Andrea Kilbourne-Hill

Personal information
- Born: April 19, 1980 (age 46) Saranac Lake, New York, U.S.

Medal record
Women's ice hockey
Representing United States
Olympic Games
| Silver medal – second place | 2002 Salt Lake City | Tournament |
IIHF World Women's Championships
| Silver medal – second place | 2004 Canada | Tournament |

= Andrea Kilbourne-Hill =

American ice hockey player

Andrea Marie Kilbourne-Hill (born April 19, 1980) is an American ice hockey player. She won a silver medal at the 2002 Winter Olympics.

A native of Saranac Lake, New York, Kilbourne attended Northwood School in Lake Placid. She played ice hockey at the school until her graduation in 1998. She then attended Princeton University and graduated in 2003. She was a leading scorer on the Princeton Tigers women's ice hockey team, scoring a total of 76 goals and 94 assists.
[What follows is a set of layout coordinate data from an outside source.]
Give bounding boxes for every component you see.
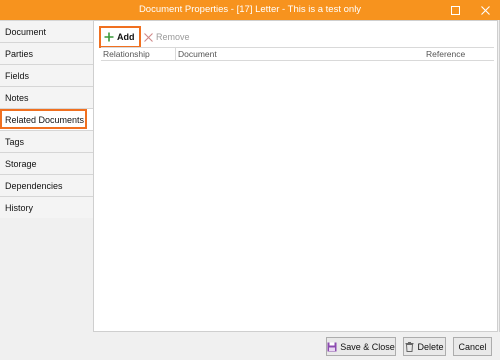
remove-x-icon — [144, 32, 153, 42]
sidebar-item-notes[interactable]: Notes — [0, 86, 94, 108]
add-button[interactable]: Add — [100, 27, 140, 47]
sidebar-item-storage[interactable]: Storage — [0, 152, 94, 174]
sidebar-item-dependencies[interactable]: Dependencies — [0, 174, 94, 196]
toolbar: Add Remove — [100, 27, 494, 47]
close-button[interactable] — [471, 0, 499, 20]
plus-icon — [104, 32, 114, 42]
add-button-label: Add — [117, 32, 135, 42]
sidebar-item-fields[interactable]: Fields — [0, 64, 94, 86]
trash-icon — [405, 341, 414, 352]
maximize-icon — [450, 5, 460, 15]
sidebar-item-parties[interactable]: Parties — [0, 42, 94, 64]
delete-button[interactable]: Delete — [403, 337, 446, 356]
cancel-button[interactable]: Cancel — [453, 337, 492, 356]
maximize-button[interactable] — [441, 0, 469, 20]
save-close-label: Save & Close — [340, 341, 395, 352]
window-title: Document Properties - [17] Letter - This… — [138, 4, 362, 15]
remove-button[interactable]: Remove — [144, 27, 194, 47]
sidebar-item-related-documents[interactable]: Related Documents — [0, 108, 94, 130]
save-icon — [327, 342, 337, 351]
related-documents-panel — [93, 20, 498, 332]
column-header-relationship[interactable]: Relationship — [101, 48, 176, 61]
title-bar: Document Properties - [17] Letter - This… — [0, 0, 500, 20]
grid-header: Relationship Document Reference — [101, 47, 494, 61]
delete-label: Delete — [417, 341, 444, 352]
dialog-footer: Save & Close Delete Cancel — [0, 332, 500, 360]
save-close-button[interactable]: Save & Close — [326, 337, 396, 356]
sidebar: Document Parties Fields Notes Related Do… — [0, 20, 94, 332]
sidebar-item-history[interactable]: History — [0, 196, 94, 218]
sidebar-item-document[interactable]: Document — [0, 20, 94, 42]
sidebar-item-tags[interactable]: Tags — [0, 130, 94, 152]
column-header-reference[interactable]: Reference — [424, 48, 494, 61]
close-icon — [480, 5, 490, 15]
remove-button-label: Remove — [156, 32, 190, 42]
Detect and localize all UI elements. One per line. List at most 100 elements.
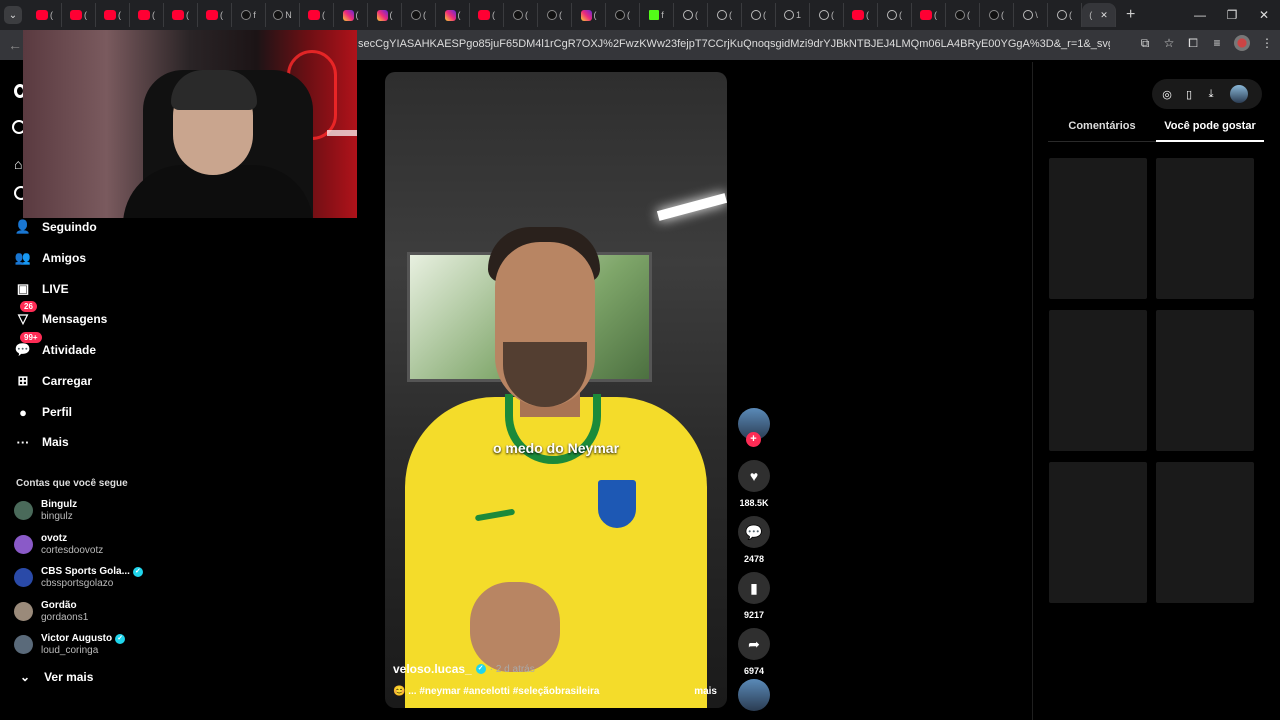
- recommended-video-thumbnail[interactable]: [1049, 310, 1147, 451]
- browser-tab[interactable]: (: [844, 3, 878, 27]
- browser-tab[interactable]: (: [708, 3, 742, 27]
- recommended-video-thumbnail[interactable]: [1156, 310, 1254, 451]
- browser-tab[interactable]: (: [878, 3, 912, 27]
- followed-account[interactable]: Victor Augusto ✓ loud_coringa: [14, 633, 126, 656]
- tab-search-button[interactable]: ⌄: [4, 6, 22, 24]
- sidebar-item-more[interactable]: ··· Mais: [14, 433, 69, 451]
- close-tab-icon[interactable]: ✕: [1100, 10, 1108, 21]
- bookmark-star-icon[interactable]: ☆: [1162, 36, 1176, 50]
- browser-tab[interactable]: (: [130, 3, 164, 27]
- extensions-icon[interactable]: ⧠: [1186, 36, 1200, 51]
- sidebar-item-following[interactable]: 👤 Seguindo: [14, 218, 97, 236]
- download-icon[interactable]: ⤓: [1204, 88, 1218, 101]
- browser-tab[interactable]: (: [980, 3, 1014, 27]
- browser-tab[interactable]: \: [1014, 3, 1048, 27]
- followed-account[interactable]: ovotz cortesdoovotz: [14, 533, 103, 556]
- author-name[interactable]: veloso.lucas_: [393, 662, 472, 676]
- recommended-video-thumbnail[interactable]: [1156, 158, 1254, 299]
- followed-account[interactable]: CBS Sports Gola... ✓ cbssportsgolazo: [14, 566, 143, 589]
- browser-tab[interactable]: (: [742, 3, 776, 27]
- browser-tab[interactable]: (: [606, 3, 640, 27]
- browser-tab[interactable]: (: [198, 3, 232, 27]
- description-more-link[interactable]: mais: [694, 686, 717, 697]
- browser-tab[interactable]: (: [28, 3, 62, 27]
- see-more-button[interactable]: ⌄ Ver mais: [20, 670, 93, 684]
- close-window-icon[interactable]: ✕: [1248, 0, 1280, 30]
- followed-account[interactable]: Bingulz bingulz: [14, 499, 77, 522]
- browser-tab[interactable]: (: [912, 3, 946, 27]
- comment-button[interactable]: 💬: [738, 516, 770, 548]
- browser-tab[interactable]: (: [368, 3, 402, 27]
- browser-menu-icon[interactable]: ⋮: [1260, 36, 1274, 50]
- browser-profile-avatar[interactable]: [1234, 35, 1250, 51]
- creator-avatar[interactable]: +: [738, 408, 770, 447]
- user-avatar[interactable]: [1230, 85, 1248, 103]
- browser-tab[interactable]: (: [470, 3, 504, 27]
- sidebar-item-profile[interactable]: ● Perfil: [14, 403, 72, 421]
- video-player[interactable]: o medo do Neymar veloso.lucas_ ✓ · 2 d a…: [385, 72, 727, 708]
- share-button[interactable]: ➦: [738, 628, 770, 660]
- browser-tab[interactable]: (: [810, 3, 844, 27]
- media-control-icon[interactable]: ≡: [1210, 36, 1224, 50]
- next-creator-avatar[interactable]: [738, 679, 770, 711]
- sidebar-item-upload[interactable]: ⊞ Carregar: [14, 372, 92, 390]
- mobile-icon[interactable]: ▯: [1182, 88, 1196, 101]
- account-handle: cortesdoovotz: [41, 544, 104, 556]
- browser-tab[interactable]: (: [62, 3, 96, 27]
- browser-tab[interactable]: (: [504, 3, 538, 27]
- kick-icon: [649, 10, 660, 20]
- tiktok-icon: [547, 10, 557, 20]
- recommended-video-thumbnail[interactable]: [1049, 462, 1147, 603]
- browser-tab[interactable]: N: [266, 3, 300, 27]
- heart-icon: ♥: [749, 468, 759, 484]
- tab-label: (: [118, 10, 121, 20]
- recommended-video-thumbnail[interactable]: [1156, 462, 1254, 603]
- instagram-icon: [580, 9, 592, 21]
- browser-tab[interactable]: (: [436, 3, 470, 27]
- video-author[interactable]: veloso.lucas_ ✓ · 2 d atrás: [393, 662, 535, 676]
- cbf-crest-icon: [595, 477, 639, 531]
- tab-comments[interactable]: Comentários: [1048, 120, 1156, 142]
- globe-icon: [683, 10, 693, 20]
- browser-tab[interactable]: (: [402, 3, 436, 27]
- tab-label: 1: [795, 10, 801, 20]
- browser-tab[interactable]: (: [96, 3, 130, 27]
- video-time: · 2 d atrás: [489, 663, 535, 675]
- minimize-icon[interactable]: —: [1184, 0, 1216, 30]
- url-field[interactable]: secCgYIASAHKAESPgo85juF65DM4l1rCgR7OXJ%2…: [358, 38, 1110, 50]
- save-button[interactable]: ▮: [738, 572, 770, 604]
- browser-tab[interactable]: (: [334, 3, 368, 27]
- active-browser-tab[interactable]: (✕: [1082, 3, 1116, 27]
- back-arrow-icon[interactable]: ←: [8, 37, 22, 53]
- compass-icon[interactable]: ◎: [1160, 88, 1174, 101]
- sidebar-item-messages[interactable]: ▽ 26 Mensagens: [14, 301, 107, 328]
- browser-tab[interactable]: (: [164, 3, 198, 27]
- followed-account[interactable]: Gordão gordaons1: [14, 600, 88, 623]
- sidebar-item-friends[interactable]: 👥 Amigos: [14, 249, 86, 267]
- browser-tab[interactable]: (: [538, 3, 572, 27]
- sidebar-item-activity[interactable]: 💬 99+ Atividade: [14, 332, 96, 359]
- account-name: Victor Augusto: [41, 633, 113, 644]
- sidebar-item-live[interactable]: ▣ LIVE: [14, 280, 69, 298]
- globe-icon: [1023, 10, 1034, 20]
- browser-tab[interactable]: f: [232, 3, 266, 27]
- tab-label: (: [220, 10, 223, 20]
- browser-tab[interactable]: (: [674, 3, 708, 27]
- browser-tab[interactable]: (: [572, 3, 606, 27]
- tiktok-icon: [241, 10, 252, 20]
- tab-label: (: [729, 10, 732, 20]
- like-button[interactable]: ♥: [738, 460, 770, 492]
- browser-tab[interactable]: (: [1048, 3, 1082, 27]
- browser-tab[interactable]: 1: [776, 3, 810, 27]
- browser-tab[interactable]: (: [300, 3, 334, 27]
- new-tab-button[interactable]: +: [1126, 6, 1135, 24]
- follow-plus-icon[interactable]: +: [746, 432, 761, 447]
- maximize-icon[interactable]: ❐: [1216, 0, 1248, 30]
- right-toolbar: ◎ ▯ ⤓: [1152, 79, 1262, 109]
- browser-tab[interactable]: (: [946, 3, 980, 27]
- recommended-video-thumbnail[interactable]: [1049, 158, 1147, 299]
- browser-tab[interactable]: f: [640, 3, 674, 27]
- home-icon[interactable]: ⌂: [14, 156, 22, 172]
- install-app-icon[interactable]: ⧉: [1138, 36, 1152, 51]
- tab-you-may-like[interactable]: Você pode gostar: [1156, 120, 1264, 142]
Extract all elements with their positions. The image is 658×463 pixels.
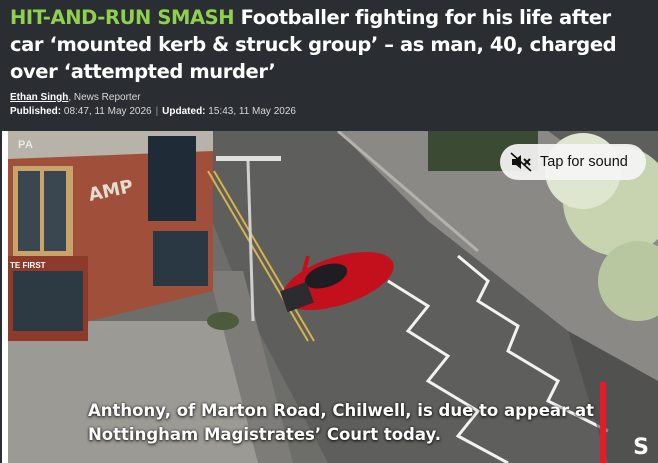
updated-date: 15:43, 11 May 2026: [208, 106, 296, 117]
agency-logo: PA: [18, 139, 34, 151]
video-player[interactable]: AMP TE FIRST PA Tap for sound Anthony, o…: [8, 131, 658, 463]
author-link[interactable]: Ethan Singh: [10, 92, 68, 103]
updated-label: Updated:: [162, 106, 206, 117]
headline-kicker: HIT-AND-RUN SMASH: [10, 6, 235, 29]
sound-button-label: Tap for sound: [540, 154, 628, 170]
publish-dates: Published: 08:47, 11 May 2026 | Updated: 1…: [10, 106, 296, 117]
article-header: HIT-AND-RUN SMASH Footballer fighting fo…: [0, 0, 658, 131]
brand-mark: S: [633, 435, 649, 460]
headline: HIT-AND-RUN SMASH Footballer fighting fo…: [10, 4, 650, 85]
speaker-muted-icon: [510, 152, 532, 172]
author-role: , News Reporter: [68, 92, 141, 103]
tap-for-sound-button[interactable]: Tap for sound: [500, 144, 646, 180]
published-label: Published:: [10, 106, 62, 117]
published-date: 08:47, 11 May 2026: [63, 106, 152, 117]
date-separator: |: [155, 106, 159, 117]
shop-sign: TE FIRST: [10, 261, 46, 270]
video-caption: Anthony, of Marton Road, Chilwell, is du…: [88, 401, 594, 444]
accent-bar: [600, 382, 606, 463]
byline: Ethan Singh, News Reporter: [10, 92, 141, 103]
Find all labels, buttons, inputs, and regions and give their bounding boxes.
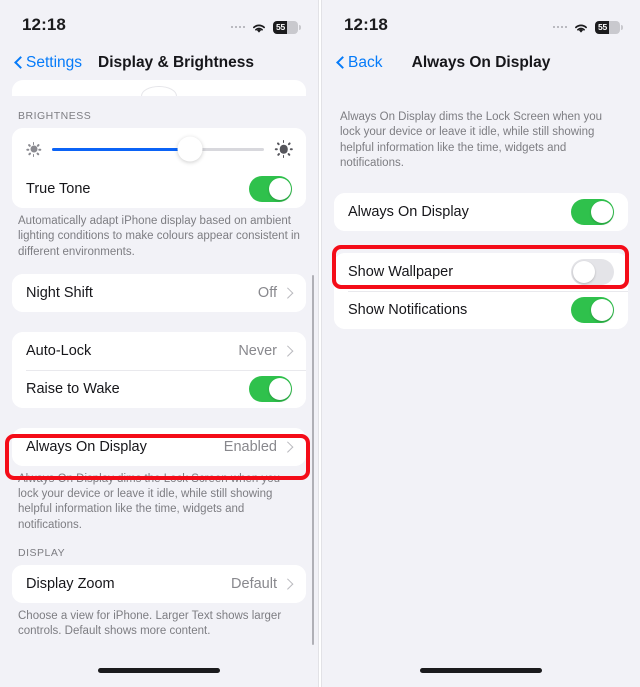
- status-clock: 12:18: [22, 15, 66, 34]
- display-zoom-value: Default: [231, 575, 277, 592]
- left-scrollbar[interactable]: [311, 275, 314, 645]
- chevron-left-icon: [14, 56, 22, 70]
- night-shift-label: Night Shift: [26, 284, 93, 301]
- always-on-display-row[interactable]: Always On Display Enabled: [12, 427, 306, 466]
- auto-lock-row[interactable]: Auto-Lock Never: [12, 331, 306, 370]
- auto-lock-label: Auto-Lock: [26, 342, 92, 359]
- home-indicator: [98, 668, 220, 673]
- chevron-right-icon: [284, 344, 292, 357]
- show-wallpaper-row[interactable]: Show Wallpaper: [334, 253, 628, 292]
- chevron-right-icon: [284, 286, 292, 299]
- display-zoom-footnote: Choose a view for iPhone. Larger Text sh…: [18, 609, 282, 638]
- screenshot-stage: 12:18 55 Settings Display & Brightness B…: [0, 0, 640, 687]
- left-phone-panel: 12:18 55 Settings Display & Brightness B…: [0, 0, 318, 687]
- always-on-display-label: Always On Display: [26, 438, 147, 455]
- status-indicators: 55: [552, 4, 623, 50]
- raise-to-wake-label: Raise to Wake: [26, 380, 120, 397]
- always-on-display-intro-footnote: Always On Display dims the Lock Screen w…: [340, 111, 603, 169]
- brightness-group-header: BRIGHTNESS: [18, 110, 92, 122]
- back-button-label: Settings: [26, 54, 83, 71]
- lock-card: Auto-Lock Never Raise to Wake: [12, 331, 306, 408]
- battery-icon: 55: [595, 20, 623, 34]
- always-on-display-value: Enabled: [223, 438, 277, 455]
- show-notifications-row[interactable]: Show Notifications: [334, 291, 628, 330]
- back-to-settings-button[interactable]: Settings: [14, 54, 82, 72]
- sun-large-icon: [274, 140, 293, 159]
- true-tone-footnote: Automatically adapt iPhone display based…: [18, 215, 300, 258]
- raise-to-wake-toggle[interactable]: [249, 376, 292, 402]
- night-shift-value: Off: [257, 284, 277, 301]
- auto-lock-value: Never: [238, 342, 277, 359]
- display-zoom-card: Display Zoom Default: [12, 564, 306, 603]
- chevron-right-icon: [284, 440, 292, 453]
- always-on-display-card: Always On Display Enabled: [12, 427, 306, 466]
- chevron-right-icon: [284, 577, 292, 590]
- true-tone-toggle[interactable]: [249, 176, 292, 202]
- night-shift-row[interactable]: Night Shift Off: [12, 273, 306, 312]
- cellular-dots-icon: [230, 25, 245, 29]
- brightness-slider-row[interactable]: [12, 128, 306, 170]
- brightness-track[interactable]: [52, 136, 264, 162]
- always-on-display-toggle-card: Always On Display: [334, 193, 628, 232]
- cellular-dots-icon: [552, 25, 567, 29]
- left-scroll-content: BRIGHTNESS True Tone Automatically adapt…: [0, 80, 318, 640]
- show-notifications-label: Show Notifications: [348, 302, 468, 319]
- always-on-display-footnote: Always On Display dims the Lock Screen w…: [18, 472, 281, 531]
- display-zoom-row[interactable]: Display Zoom Default: [12, 564, 306, 603]
- wifi-icon: [573, 21, 589, 33]
- battery-level-label: 55: [598, 21, 608, 32]
- wifi-icon: [251, 21, 267, 33]
- brightness-card: True Tone: [12, 128, 306, 208]
- right-scroll-content: Always On Display dims the Lock Screen w…: [322, 80, 640, 330]
- status-indicators: 55: [230, 4, 301, 50]
- always-on-display-label: Always On Display: [348, 204, 469, 221]
- right-phone-panel: 12:18 55 Back Always On Display Always O…: [322, 0, 640, 687]
- brightness-knob[interactable]: [177, 136, 203, 162]
- battery-level-label: 55: [276, 21, 286, 32]
- night-shift-card: Night Shift Off: [12, 273, 306, 312]
- show-wallpaper-toggle[interactable]: [571, 259, 614, 285]
- left-status-bar: 12:18 55: [0, 0, 318, 46]
- show-wallpaper-label: Show Wallpaper: [348, 264, 454, 281]
- true-tone-row[interactable]: True Tone: [12, 170, 306, 208]
- right-status-bar: 12:18 55: [322, 0, 640, 46]
- wallpaper-notifications-card: Show Wallpaper Show Notifications: [334, 253, 628, 330]
- display-group-header: DISPLAY: [18, 546, 66, 559]
- always-on-display-row[interactable]: Always On Display: [334, 193, 628, 232]
- right-nav-bar: Back Always On Display: [322, 46, 640, 80]
- display-zoom-label: Display Zoom: [26, 575, 115, 592]
- chevron-left-icon: [336, 56, 344, 70]
- status-clock: 12:18: [344, 15, 388, 34]
- battery-icon: 55: [273, 20, 301, 34]
- true-tone-label: True Tone: [26, 181, 91, 197]
- back-button-label: Back: [348, 54, 383, 71]
- sun-small-icon: [25, 141, 42, 158]
- show-notifications-toggle[interactable]: [571, 297, 614, 323]
- back-button[interactable]: Back: [336, 54, 382, 72]
- left-nav-bar: Settings Display & Brightness: [0, 46, 318, 80]
- raise-to-wake-row[interactable]: Raise to Wake: [12, 369, 306, 408]
- appearance-card-peek[interactable]: [12, 80, 306, 96]
- home-indicator: [420, 668, 542, 673]
- always-on-display-toggle[interactable]: [571, 199, 614, 225]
At the 2002 Olympics, Kilbourne scored one goal and one assist in the tournament, helping the United States team take the silver medal. She was also a member of the United States teams which took second place in both the 2004 4 Nations Cup and the 2004 Women's World Ice Hockey Championships.

She taught as an elementary teacher for some time at Saint Agnes Catholic School in Lake Placid, New York.

Kilbourne coached girls' ice hockey at Lake Placid High School for three years and then moved to her alma mater, Northwood School, beginning with the 2008–2009 season. In 2014, she led the team to its most wins in a single season in the program's history.

Kilbourne and her husband, Dan Hill, live in her hometown of Saranac Lake. she has one son and one daughter. Her son plays professional hockey.